Rozado took a language model called Davinci GPT-3, similar to but less powerful than the one used by ChatGPT, and fine-tuned it with additional text, at the cost of a few hundred dollars spent on cloud computing. Regardless of what you think of the project, he shows how easy it will be for people to incorporate different perspectives into language models in the future.

Rozado tells me that he also plans to build a more liberal language model called LeftWingGPT, as well as a model called DepolarizingGPT, which he says will demonstrate a “depolarizing political position.” Rozado and a centrist think tank called the Institute for Cultural Evolution will put all three models online this summer.

“We are training each of these sides—right, left, and ‘integrative’—using the books of thoughtful (not provocative) authors,” Rozado says in an email. DepolarizingGPT text comes from conservative voices like Thomas Sowell, Milton Freeman, and William F. Buckley, as well as liberal thinkers like Simone de Beauvoir, Orlando Patterson, and Bill McKibben, along with other “selected sources.”

So far, interest in developing more politically aligned AI bots has threatened to fuel political division. Some conservative organizations are already creating competitors for ChatGPT. For example, the social network Gab, which is known for its far-right user base, says it’s working in AI tools with “the ability to freely generate content without the constraints of liberal propaganda wrapped tightly in its code.”

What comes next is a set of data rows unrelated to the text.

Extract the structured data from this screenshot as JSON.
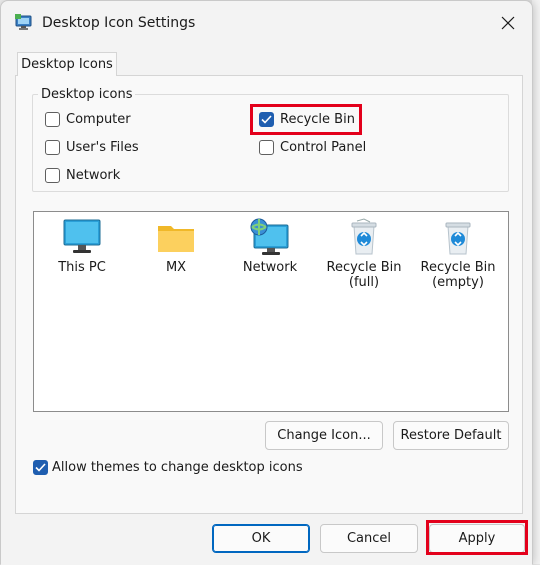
{
  "window": {
    "title": "Desktop Icon Settings",
    "close_glyph": "✕"
  },
  "tabs": [
    {
      "label": "Desktop Icons",
      "active": true
    }
  ],
  "desktop_icons_group": {
    "legend": "Desktop icons",
    "checkboxes": [
      {
        "label": "Computer",
        "checked": false
      },
      {
        "label": "User's Files",
        "checked": false
      },
      {
        "label": "Network",
        "checked": false
      },
      {
        "label": "Recycle Bin",
        "checked": true
      },
      {
        "label": "Control Panel",
        "checked": false
      }
    ]
  },
  "icon_list": [
    {
      "label": "This PC",
      "icon": "monitor-icon"
    },
    {
      "label": "MX",
      "icon": "folder-icon"
    },
    {
      "label": "Network",
      "icon": "network-icon"
    },
    {
      "label": "Recycle Bin\n(full)",
      "icon": "recycle-bin-full-icon"
    },
    {
      "label": "Recycle Bin\n(empty)",
      "icon": "recycle-bin-empty-icon"
    }
  ],
  "buttons": {
    "change_icon": "Change Icon...",
    "restore_default": "Restore Default",
    "ok": "OK",
    "cancel": "Cancel",
    "apply": "Apply"
  },
  "allow_themes": {
    "label": "Allow themes to change desktop icons",
    "checked": true
  },
  "colors": {
    "accent": "#1f5eb0",
    "highlight": "#e3001b"
  }
}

Research suggests that language models can subtly influence users’ moral perspectives, so any political bias they have could have consequences. The Chinese government recently issued a new guidelines on generative AI that seek to tame the behavior of these models and shape their political sensibilities.

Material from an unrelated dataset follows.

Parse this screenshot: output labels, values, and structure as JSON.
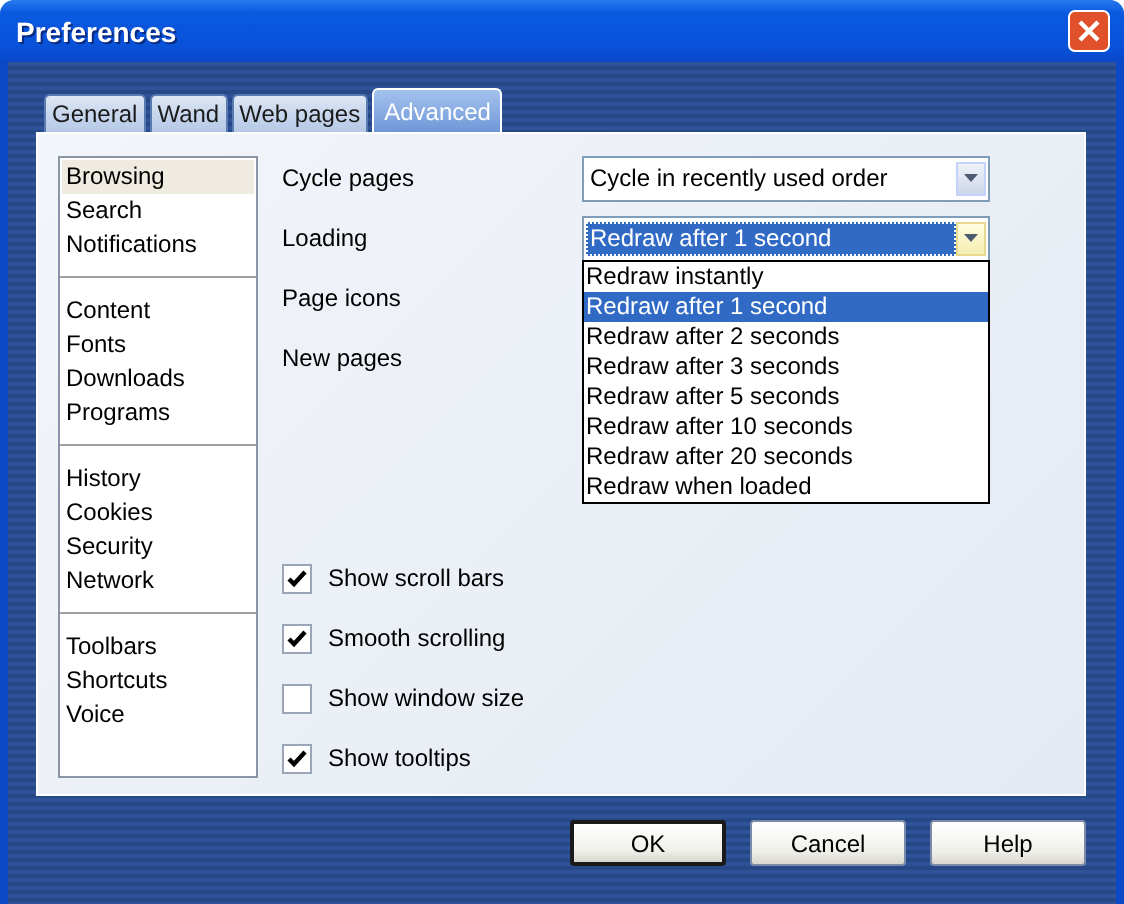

OpenAI has warned that more capable AI models may have “greater potential to reinforce entire ideologies, worldviews, truths, and falsehoods.” In February, the company said in a blog post which would explore the development of models that allow users to define their values.

Rozado, who says he hasn’t spoken to Musk about his project, seeks to provoke thought rather than create bots that spread a particular view of the world. “Hopefully we as a society can… learn to create AIs focused on building bridges instead of sowing division,” he says.

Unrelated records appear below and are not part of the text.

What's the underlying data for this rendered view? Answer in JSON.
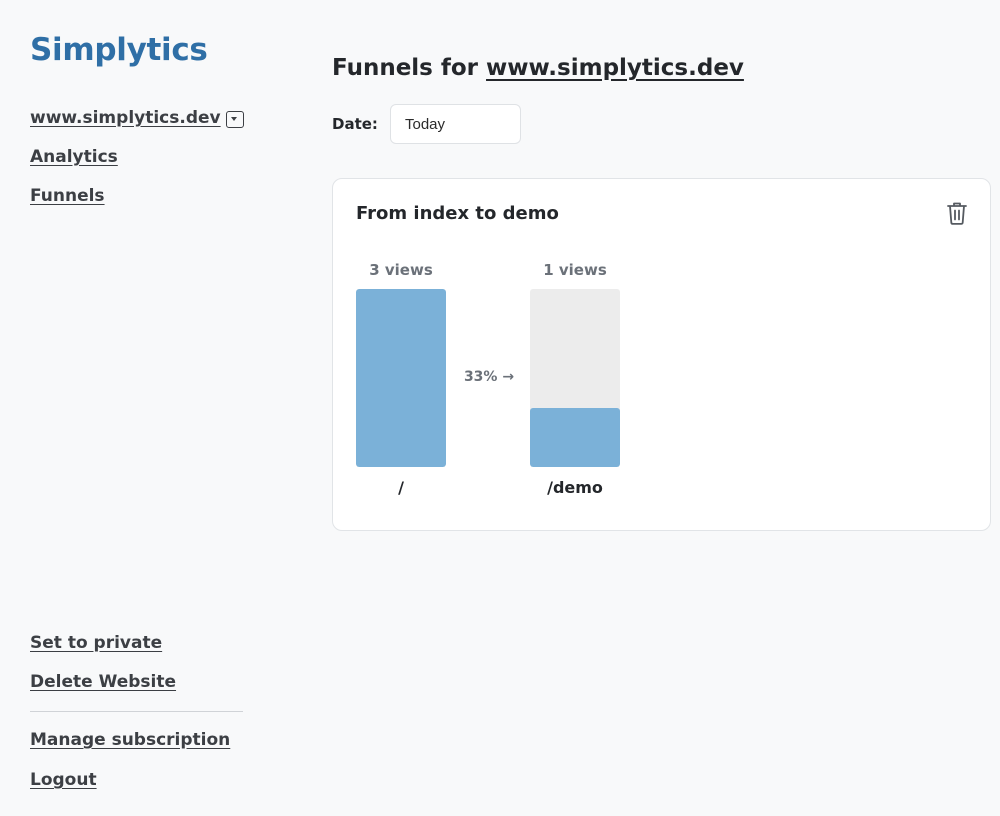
{
  "sidebar": {
    "logo": "Simplytics",
    "site_selector": "www.simplytics.dev",
    "nav": [
      {
        "label": "Analytics"
      },
      {
        "label": "Funnels"
      }
    ],
    "bottom": {
      "set_private": "Set to private",
      "delete_website": "Delete Website",
      "manage_subscription": "Manage subscription",
      "logout": "Logout"
    }
  },
  "main": {
    "title_prefix": "Funnels for ",
    "title_site": "www.simplytics.dev",
    "date_label": "Date:",
    "date_value": "Today",
    "funnel": {
      "title": "From index to demo",
      "delete_icon": "trash-icon",
      "steps": [
        {
          "path": "/",
          "views_label": "3 views",
          "views": 3,
          "fill_fraction": 1.0
        },
        {
          "path": "/demo",
          "views_label": "1 views",
          "views": 1,
          "fill_fraction": 0.33
        }
      ],
      "conversion_label": "33% →"
    }
  },
  "colors": {
    "brand": "#2f6fa6",
    "bar": "#7bb1d8",
    "bar_bg": "#ececec"
  }
}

Rozado’s aim is admirable, but the problem of establishing what is objectively true through the fog of political divide—and of teaching that to language models—may prove the biggest hurdle.

ChatGPT and similar chatbots rely on complex algorithms that are fed large amounts of text and trained to predict which word should follow a string of words. That process can produce remarkably consistent results, but it can also capture many subtle biases in the training material they consume. Just as important, these algorithms are not taught to understand objective facts and tend to make things up.